I’m composing this while perched atop my power wheelchair in my favourite corner of my local branch of the public library. This would be entirely unremarkable were it not for the fact this is only the second day in over two weeks that writing here has been an option. First it was the snow, then it was my out-of-commission chair, and then it was, once again, the snow, which until two days ago obstructed all three of the possible routes I could usually take from my building to this makeshift office/home of mine.

It’s only because someone finally carved out a wider path, whether of their own initiative or because I made some calls flagging this as an accessibility issue, that I could get here. In this historically long cold snap, little has thawed. I’m starting to think that I’ve wandered into the land of the Eternal Winter; indeed, I should probably keep watch in case the White Witch of Narnia, Jadis, is lurking behind one of these now-grey-but still-massive snowbanks. Having regained so much movement after post-coma paralysis, the last thing I need is to be turned into stone. (Yeah, I’ve been reading children’s literature. Next will be a reference to Nancy Drew.)
I guess I should backtrack a little lest I bury the lede even more than I already have. As you’ve probably gathered from the paragraphs above, there’s now a mostly happy resolution as far as my wheelchair is concerned. Otherwise I wouldn’t be griping about inadequate snow removal rather than about inadequate customer service. It was picked up last Tuesday (this was an ordeal in itself), worked on on Wednesday, and dropped off, with loaner motors, on Thursday. Replacement motors have been ordered and will be covered under warranty, thank goodness. It was unclear whether this would be the case, and I was bracing myself for the impact that paying almost $4,000 out of pocket would have on my finances. Being disabled is really frickin’ expensive as it is.
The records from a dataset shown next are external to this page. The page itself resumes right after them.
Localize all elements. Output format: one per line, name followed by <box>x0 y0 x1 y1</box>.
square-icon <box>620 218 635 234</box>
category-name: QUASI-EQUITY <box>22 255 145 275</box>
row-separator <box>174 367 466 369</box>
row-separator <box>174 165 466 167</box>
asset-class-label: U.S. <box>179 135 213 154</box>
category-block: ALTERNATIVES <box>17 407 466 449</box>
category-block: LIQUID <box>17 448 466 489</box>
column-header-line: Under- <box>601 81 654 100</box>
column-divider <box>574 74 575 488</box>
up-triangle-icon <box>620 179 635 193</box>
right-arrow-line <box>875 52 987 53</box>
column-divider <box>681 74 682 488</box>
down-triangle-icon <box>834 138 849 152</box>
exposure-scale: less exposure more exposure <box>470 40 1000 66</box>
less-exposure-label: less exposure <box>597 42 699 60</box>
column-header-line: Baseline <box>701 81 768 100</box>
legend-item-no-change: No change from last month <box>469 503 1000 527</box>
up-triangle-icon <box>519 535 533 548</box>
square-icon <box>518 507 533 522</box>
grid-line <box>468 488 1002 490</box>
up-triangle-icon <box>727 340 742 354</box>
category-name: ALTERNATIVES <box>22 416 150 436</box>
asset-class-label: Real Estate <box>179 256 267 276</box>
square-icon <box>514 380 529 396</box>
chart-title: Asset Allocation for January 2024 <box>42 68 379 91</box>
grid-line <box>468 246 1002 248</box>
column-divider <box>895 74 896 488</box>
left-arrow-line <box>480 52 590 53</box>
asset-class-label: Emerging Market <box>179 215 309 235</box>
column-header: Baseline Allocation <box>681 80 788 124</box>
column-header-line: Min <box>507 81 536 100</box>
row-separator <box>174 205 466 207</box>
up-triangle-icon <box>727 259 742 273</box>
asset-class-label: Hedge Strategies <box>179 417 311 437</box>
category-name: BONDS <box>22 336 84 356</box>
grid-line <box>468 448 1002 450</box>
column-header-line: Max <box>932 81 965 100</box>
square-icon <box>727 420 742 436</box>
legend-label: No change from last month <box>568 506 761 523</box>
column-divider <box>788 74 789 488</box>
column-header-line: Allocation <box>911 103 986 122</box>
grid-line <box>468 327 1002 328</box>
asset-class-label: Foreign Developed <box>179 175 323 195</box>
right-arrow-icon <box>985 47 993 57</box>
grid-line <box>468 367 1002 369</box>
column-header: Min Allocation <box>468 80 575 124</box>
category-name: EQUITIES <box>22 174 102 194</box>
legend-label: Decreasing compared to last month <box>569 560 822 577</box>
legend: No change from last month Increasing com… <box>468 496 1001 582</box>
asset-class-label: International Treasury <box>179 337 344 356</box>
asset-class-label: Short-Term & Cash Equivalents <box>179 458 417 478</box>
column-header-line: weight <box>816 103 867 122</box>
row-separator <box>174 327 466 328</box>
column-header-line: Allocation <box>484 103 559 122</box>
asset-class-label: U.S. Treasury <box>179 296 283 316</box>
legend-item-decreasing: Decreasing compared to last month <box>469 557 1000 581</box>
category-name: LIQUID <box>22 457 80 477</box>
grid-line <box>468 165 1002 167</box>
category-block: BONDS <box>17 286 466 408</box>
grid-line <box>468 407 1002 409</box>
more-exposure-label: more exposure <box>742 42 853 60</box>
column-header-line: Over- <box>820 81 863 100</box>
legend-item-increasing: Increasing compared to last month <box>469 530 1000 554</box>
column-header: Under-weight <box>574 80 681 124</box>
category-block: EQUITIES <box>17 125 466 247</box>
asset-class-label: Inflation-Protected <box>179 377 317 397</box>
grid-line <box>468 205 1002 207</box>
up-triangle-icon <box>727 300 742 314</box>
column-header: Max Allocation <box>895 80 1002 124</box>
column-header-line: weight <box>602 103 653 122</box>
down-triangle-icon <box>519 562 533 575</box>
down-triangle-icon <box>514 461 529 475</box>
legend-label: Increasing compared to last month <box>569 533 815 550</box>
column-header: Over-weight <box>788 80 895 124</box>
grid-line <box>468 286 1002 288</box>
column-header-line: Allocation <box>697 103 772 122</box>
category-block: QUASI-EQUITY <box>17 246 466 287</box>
My chair’s return to me, however, coincided with a very unhappy event that has nothing to do with mobility, nor with sewing, nor with chronic illness, and will therefore stay out of my blog. I’m fine, just sad and a bit preoccupied and thus unmotivated to finish what I started with this series of posts. Rest assured that even if my elation at being reunited with my frenemy (until such time it proves its dependability, it’s been demoted from BFF status) was somewhat attenuated, I’m very glad to have it back—and proud of how I dealt with the situation. It certainly wasn’t easy. I’m also tired, though. Tired from the incredible amount of work this process has demanded of me; tired from the stress of the unknown while waiting for the verdict re fixability and cost; tired from other life stuff going on. Too tired to type out the rest of the motor-fixing saga, which is in its final stages but not over yet. Maybe I’ll circle back and do it later, or maybe I won’t. We’ll see.
I’ll leave you with a bright spot masquerading as another complaint. Bear with me.
In the week my wheelchair was broken, I simultaneously told myself two conflicting stories: that the sidewalks were awful and impassable so it didn’t matter that I was without my wheels since I couldn’t go out anyway—not safely, at least—and that as soon as my prosthetic legs were back, I’d have free reign of the city. The truth is somewhere in the middle. It’s been over two weeks since the storm, and it’s still messy. Even on major streets, I frequently hit choke points and need to turn around. I’m constantly on guard for chunks of compacted snow that’ve been kicked from snowbanks and into my way (why do people do that?!?). Side streets are a total no-go, and I’ve had to skip events that I really, really wanted to attend. Buuuuuut … the forecast looks promising. My weather app shows days above freezing! I’m cautiously optimistic, then, that Jadis will be defeated and this’ll soon be behind us, no revolution required. By the time she’s vanquished, I hope to have a fully repaired wheelchair and the freedom of movement to which I’ve grown accustomed.